A note from AgentSync: The Commissioners’ Corner is an ongoing series where the AgentSync blog team invites state insurance commissioners to share their unique perspectives on industry regulation. While we often speak about a nationwide insurance perspective, each state has a culture of regulation specific to their state’s politics, attitudes, and demographics.
This blog aims to provide insight into state-level insurance concerns; it isn’t legal advice, a crystal ball on regulation, or an editorial endorsement by the AgentSync team.
This week’s Commissioners’ Corner is brought to you by West Virginia’s Insurance Commissioner, Allan L. McVey.
One of the most dramatic changes with insurance in the state of West Virginia in my lifetime has to be the privatization of our workers compensation system from a monopolistic state-operated fund. Prior to accomplishing that feat in 2005, the sole provider of workers compensation coverage to employees in the Mountain State since 1913 was the West Virginia Workers Compensation Fund, with the only exceptions being larger companies applying for the self-insurance option in the law here. Qualification for doing that is based on financial capability and only a small number of companies ever took advantage of that option as workers compensation claims can be a very long-term financial commitment. That option is still available, but an even fewer number of companies are taking that option as we now have a very robust and healthy market for the coverage presently.
There were a number of issues that caused our state to take such a dramatic move as totally revamping the system, all centering around financial issues. Legislation was passed in early 2005 that accomplished several things.
As of June 30, 2005, the monopolistic program was closed to new claims and the state dedicated various funding streams to pay off what has been dubbed the Old Fund, which are the legacy claims from the monopolistic Workers Compensation Fund.
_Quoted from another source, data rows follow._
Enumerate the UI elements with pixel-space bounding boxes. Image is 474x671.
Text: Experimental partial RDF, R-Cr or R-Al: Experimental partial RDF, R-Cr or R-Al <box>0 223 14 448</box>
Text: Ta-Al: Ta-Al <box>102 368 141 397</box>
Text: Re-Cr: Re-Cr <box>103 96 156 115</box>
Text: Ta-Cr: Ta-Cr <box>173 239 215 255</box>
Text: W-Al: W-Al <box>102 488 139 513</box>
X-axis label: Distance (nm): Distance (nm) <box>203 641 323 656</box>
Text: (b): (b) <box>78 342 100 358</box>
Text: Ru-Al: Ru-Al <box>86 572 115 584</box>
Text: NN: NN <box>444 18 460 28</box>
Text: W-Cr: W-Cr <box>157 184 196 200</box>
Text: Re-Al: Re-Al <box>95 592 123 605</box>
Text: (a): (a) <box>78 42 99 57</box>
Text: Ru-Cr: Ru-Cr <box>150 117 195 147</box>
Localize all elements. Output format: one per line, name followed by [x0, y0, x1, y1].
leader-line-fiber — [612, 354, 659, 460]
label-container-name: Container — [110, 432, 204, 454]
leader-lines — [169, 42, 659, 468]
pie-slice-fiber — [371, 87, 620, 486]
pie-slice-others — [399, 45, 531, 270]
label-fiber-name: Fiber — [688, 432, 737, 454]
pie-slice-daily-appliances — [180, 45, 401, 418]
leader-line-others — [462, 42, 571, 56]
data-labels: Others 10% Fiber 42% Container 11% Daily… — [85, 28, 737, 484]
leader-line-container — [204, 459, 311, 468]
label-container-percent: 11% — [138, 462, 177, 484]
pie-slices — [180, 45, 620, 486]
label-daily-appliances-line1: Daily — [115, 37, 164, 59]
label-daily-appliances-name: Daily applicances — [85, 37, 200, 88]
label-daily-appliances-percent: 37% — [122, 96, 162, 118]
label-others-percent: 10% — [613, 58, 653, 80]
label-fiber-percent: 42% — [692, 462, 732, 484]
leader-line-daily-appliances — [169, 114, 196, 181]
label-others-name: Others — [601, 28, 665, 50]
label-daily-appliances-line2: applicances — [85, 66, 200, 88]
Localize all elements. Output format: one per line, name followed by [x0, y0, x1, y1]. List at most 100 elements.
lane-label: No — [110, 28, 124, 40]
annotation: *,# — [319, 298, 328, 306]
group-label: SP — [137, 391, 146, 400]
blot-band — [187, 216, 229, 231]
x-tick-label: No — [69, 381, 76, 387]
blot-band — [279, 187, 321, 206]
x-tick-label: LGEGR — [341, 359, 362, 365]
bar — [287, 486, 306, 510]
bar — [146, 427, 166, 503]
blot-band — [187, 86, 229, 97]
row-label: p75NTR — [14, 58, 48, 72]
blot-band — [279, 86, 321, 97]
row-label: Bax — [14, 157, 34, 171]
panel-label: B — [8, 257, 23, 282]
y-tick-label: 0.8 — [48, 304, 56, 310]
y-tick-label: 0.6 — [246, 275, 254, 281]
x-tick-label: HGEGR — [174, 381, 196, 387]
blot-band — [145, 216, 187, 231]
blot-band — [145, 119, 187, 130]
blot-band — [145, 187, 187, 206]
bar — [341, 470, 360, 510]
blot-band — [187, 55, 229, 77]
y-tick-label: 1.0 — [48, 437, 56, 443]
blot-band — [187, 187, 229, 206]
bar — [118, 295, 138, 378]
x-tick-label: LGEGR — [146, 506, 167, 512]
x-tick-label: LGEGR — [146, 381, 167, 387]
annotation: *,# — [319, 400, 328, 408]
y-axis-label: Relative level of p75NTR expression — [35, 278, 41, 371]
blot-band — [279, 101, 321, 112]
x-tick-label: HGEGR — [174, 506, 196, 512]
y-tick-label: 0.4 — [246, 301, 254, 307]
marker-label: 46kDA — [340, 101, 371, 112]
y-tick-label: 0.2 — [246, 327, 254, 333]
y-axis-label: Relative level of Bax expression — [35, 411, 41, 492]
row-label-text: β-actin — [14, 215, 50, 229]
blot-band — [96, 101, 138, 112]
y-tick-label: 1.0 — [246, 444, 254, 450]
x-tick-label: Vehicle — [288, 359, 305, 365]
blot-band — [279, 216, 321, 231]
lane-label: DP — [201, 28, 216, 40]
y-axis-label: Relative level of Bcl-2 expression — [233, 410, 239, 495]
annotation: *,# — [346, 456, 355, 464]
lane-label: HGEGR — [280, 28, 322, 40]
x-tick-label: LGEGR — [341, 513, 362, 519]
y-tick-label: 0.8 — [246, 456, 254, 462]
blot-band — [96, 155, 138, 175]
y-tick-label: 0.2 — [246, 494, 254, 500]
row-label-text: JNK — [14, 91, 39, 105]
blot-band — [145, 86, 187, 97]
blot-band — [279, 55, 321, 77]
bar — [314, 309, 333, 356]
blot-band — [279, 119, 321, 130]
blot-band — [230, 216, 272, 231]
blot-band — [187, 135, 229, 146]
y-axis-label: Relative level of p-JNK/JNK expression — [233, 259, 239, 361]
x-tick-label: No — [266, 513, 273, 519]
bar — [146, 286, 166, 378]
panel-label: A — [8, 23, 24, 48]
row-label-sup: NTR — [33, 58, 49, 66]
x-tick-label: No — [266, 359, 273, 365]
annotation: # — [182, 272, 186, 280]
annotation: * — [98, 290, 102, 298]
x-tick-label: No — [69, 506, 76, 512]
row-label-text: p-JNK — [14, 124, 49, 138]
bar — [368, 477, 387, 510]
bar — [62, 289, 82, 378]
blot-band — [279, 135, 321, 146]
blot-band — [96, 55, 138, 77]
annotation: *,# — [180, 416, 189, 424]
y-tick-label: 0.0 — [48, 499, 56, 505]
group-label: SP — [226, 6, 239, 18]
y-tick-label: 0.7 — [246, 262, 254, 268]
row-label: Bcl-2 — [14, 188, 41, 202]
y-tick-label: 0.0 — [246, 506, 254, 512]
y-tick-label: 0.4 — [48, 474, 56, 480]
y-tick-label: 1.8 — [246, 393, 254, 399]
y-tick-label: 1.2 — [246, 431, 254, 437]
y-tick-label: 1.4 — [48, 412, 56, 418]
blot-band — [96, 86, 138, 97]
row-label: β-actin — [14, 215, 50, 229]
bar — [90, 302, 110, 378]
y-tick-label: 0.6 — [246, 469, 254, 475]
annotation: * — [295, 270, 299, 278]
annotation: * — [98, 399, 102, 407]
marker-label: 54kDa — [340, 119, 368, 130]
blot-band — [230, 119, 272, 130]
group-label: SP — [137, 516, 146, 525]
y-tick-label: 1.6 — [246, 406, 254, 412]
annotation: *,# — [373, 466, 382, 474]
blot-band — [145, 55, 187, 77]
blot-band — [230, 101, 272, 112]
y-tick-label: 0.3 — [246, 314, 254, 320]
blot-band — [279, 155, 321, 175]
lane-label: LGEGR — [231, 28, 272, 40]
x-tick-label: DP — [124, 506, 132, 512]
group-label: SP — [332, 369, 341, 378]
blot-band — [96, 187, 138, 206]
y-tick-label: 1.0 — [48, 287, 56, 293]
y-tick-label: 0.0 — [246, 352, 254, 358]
In addition, the legislation also established a mutual insurance company, BrickStreet, to insure the workers compensation exposure from July 1, 2005, forward in preparation for allowing them, along with other private insurers, to begin writing this line of insurance along with other commercial offerings.
The run-off of the unpaid claims liability from the monopolistic (Old Fund) fund prior to July 1, 2005, continues under the purview of the Offices of the Insurance Commissioner. BrickStreet provided the claims handling of the Old Fund claims and was the exclusive writer of coverage as a private company from July 1, 2005, until Jan. 1, 2008, when the competitive market opened for all other insurance companies to handle this line of coverage. Beginning Jan. 1, 2008, claims in the Old Fund have been handled by other third-party administrators and, during the current fiscal year, this fund is fully solvent, as our last actuarial numbers show.
As mentioned previously, this was a very dramatic move for our state to make, but it has proven to be highly successful. In addition to solving the dilemma of how to fund legacy claims for injured employees, transferring that risk to private industry for future generations was the right and correct decision to make. In addition to the Old Fund, the OIC is also responsible for the oversight of the following workers compensation funds, as well:
- Coal Workers Pneumoconiosis Fund (Black Lung)
- Uninsured Employers Fund
- Self-Insured Guaranty Fund
- Self-Insured Security Fund
- State Entities Workers Compensation Fund
All of these funds are operating very soundly and fully solvent, like the Old Fund. In addition, the private market, as mentioned, is thriving. Claims for employees are being handled very efficiently and aggregate base loss costs for employers have decreased more than 78 percent since this line of coverage was privatized 16 years ago. I would call that a win for all of us here in West Virginia.